You were talking about Annie Girardot earlier, like you, she has always been very popular with the public ...

Yes, we have a great story with the public.

Like her, have you suffered from a lack of recognition of the profession?

At one point, they didn't choose me.

Annie, they took her hand and then let go.

Me, they did not take my hand.

I still have two hands, there is still time to take it from me!

That's what you have to say to yourself after you've cried for thirty years, smoked and drunk to forget all that.

We grow up, we mourn.

Tomorrow is tomorrow.

But it would give me great pleasure to be chosen and to be on these big screens where I love being so much.

If that happens, that would be good.

Can you tell us more about your projects with Anne?
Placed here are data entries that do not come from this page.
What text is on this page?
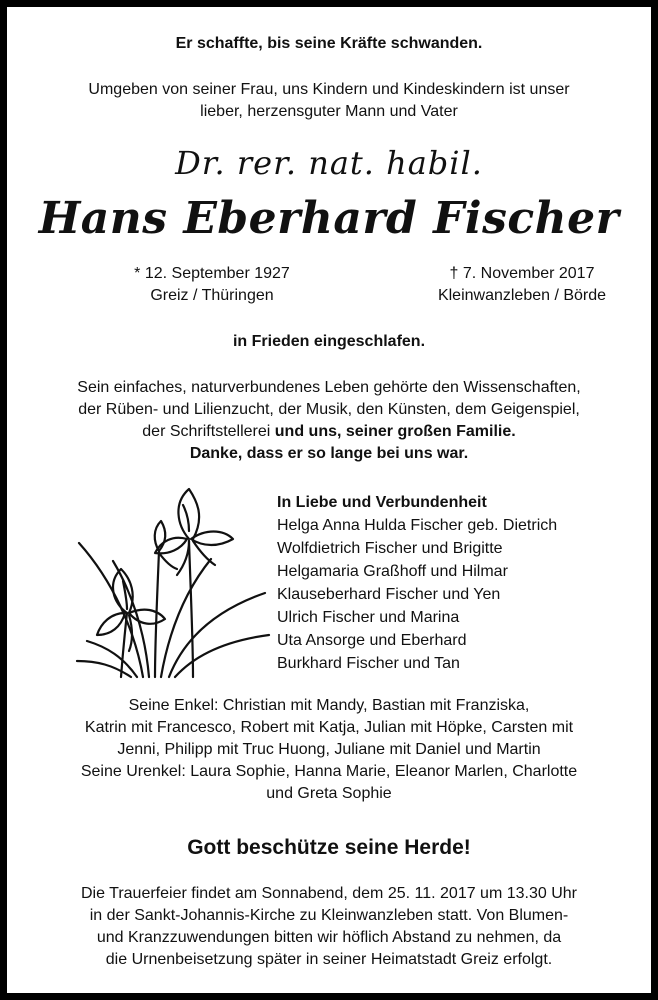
Er schaffte, bis seine Kräfte schwanden.
Umgeben von seiner Frau, uns Kindern und Kindeskindern ist unser
lieber, herzensguter Mann und Vater
Dr. rer. nat. habil.
Hans Eberhard Fischer
* 12. September 1927
Greiz / Thüringen
† 7. November 2017
Kleinwanzleben / Börde
in Frieden eingeschlafen.
Sein einfaches, naturverbundenes Leben gehörte den Wissenschaften,
der Rüben- und Lilienzucht, der Musik, den Künsten, dem Geigenspiel,
der Schriftstellerei und uns, seiner großen Familie.
Danke, dass er so lange bei uns war.
In Liebe und Verbundenheit
Helga Anna Hulda Fischer geb. Dietrich
Wolfdietrich Fischer und Brigitte
Helgamaria Graßhoff und Hilmar
Klauseberhard Fischer und Yen
Ulrich Fischer und Marina
Uta Ansorge und Eberhard
Burkhard Fischer und Tan
Seine Enkel: Christian mit Mandy, Bastian mit Franziska,
Katrin mit Francesco, Robert mit Katja, Julian mit Höpke, Carsten mit
Jenni, Philipp mit Truc Huong, Juliane mit Daniel und Martin
Seine Urenkel: Laura Sophie, Hanna Marie, Eleanor Marlen, Charlotte
und Greta Sophie
Gott beschütze seine Herde!
Die Trauerfeier findet am Sonnabend, dem 25. 11. 2017 um 13.30 Uhr
in der Sankt-Johannis-Kirche zu Kleinwanzleben statt. Von Blumen-
und Kranzzuwendungen bitten wir höflich Abstand zu nehmen, da
die Urnenbeisetzung später in seiner Heimatstadt Greiz erfolgt.
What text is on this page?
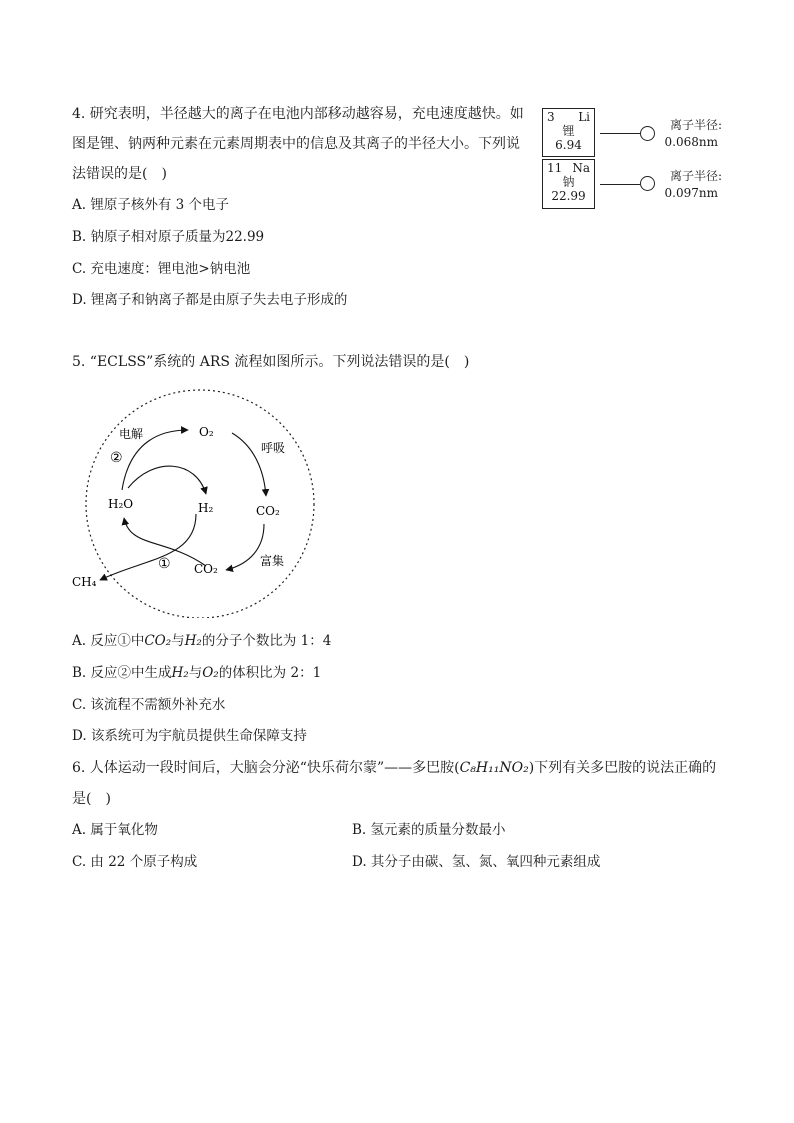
4. 研究表明，半径越大的离子在电池内部移动越容易，充电速度越快。如
图是锂、钠两种元素在元素周期表中的信息及其离子的半径大小。下列说
法错误的是(　)
A. 锂原子核外有 3 个电子
B. 钠原子相对原子质量为22.99
C. 充电速度：锂电池>钠电池
D. 锂离子和钠离子都是由原子失去电子形成的
3 Li
锂
6.94
11 Na
钠
22.99
离子半径:
0.068nm
离子半径:
0.097nm
5. “ECLSS”系统的 ARS 流程如图所示。下列说法错误的是(　)
电解
②
O₂
呼吸
H₂O	H₂	CO₂
① CO₂
富集
CH₄
A. 反应①中CO₂与H₂的分子个数比为 1：4
B. 反应②中生成H₂与O₂的体积比为 2：1
C. 该流程不需额外补充水
D. 该系统可为宇航员提供生命保障支持
6. 人体运动一段时间后，大脑会分泌“快乐荷尔蒙”——多巴胺(C₈H₁₁NO₂)下列有关多巴胺的说法正确的
是(　)
A. 属于氧化物	B. 氢元素的质量分数最小
C. 由 22 个原子构成	D. 其分子由碳、氢、氮、氧四种元素组成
We would like to produce or co-produce perhaps for a first time, to be a little more solid.

Interpret, yes.

Write, yes.

Realize, both of you.

We have already done this and it is working well, because we are very complementary.

Especially if I have a role in it, if I am in the image, I like someone to be my double behind the camera.

And then, I have my Kika!

Kika Ungaro, op 'conductor who shed the light on

Mon Ange

, who also made Jacqueline Sauvage, has a formidable technical team.

We're going to move towards that, if I'm not too lazy.

Because I am not lazy, but I am lazy.

But, when I'm there, I'm there!

And I tend to work fourteen hours a day rather than being slack, but I have to be there.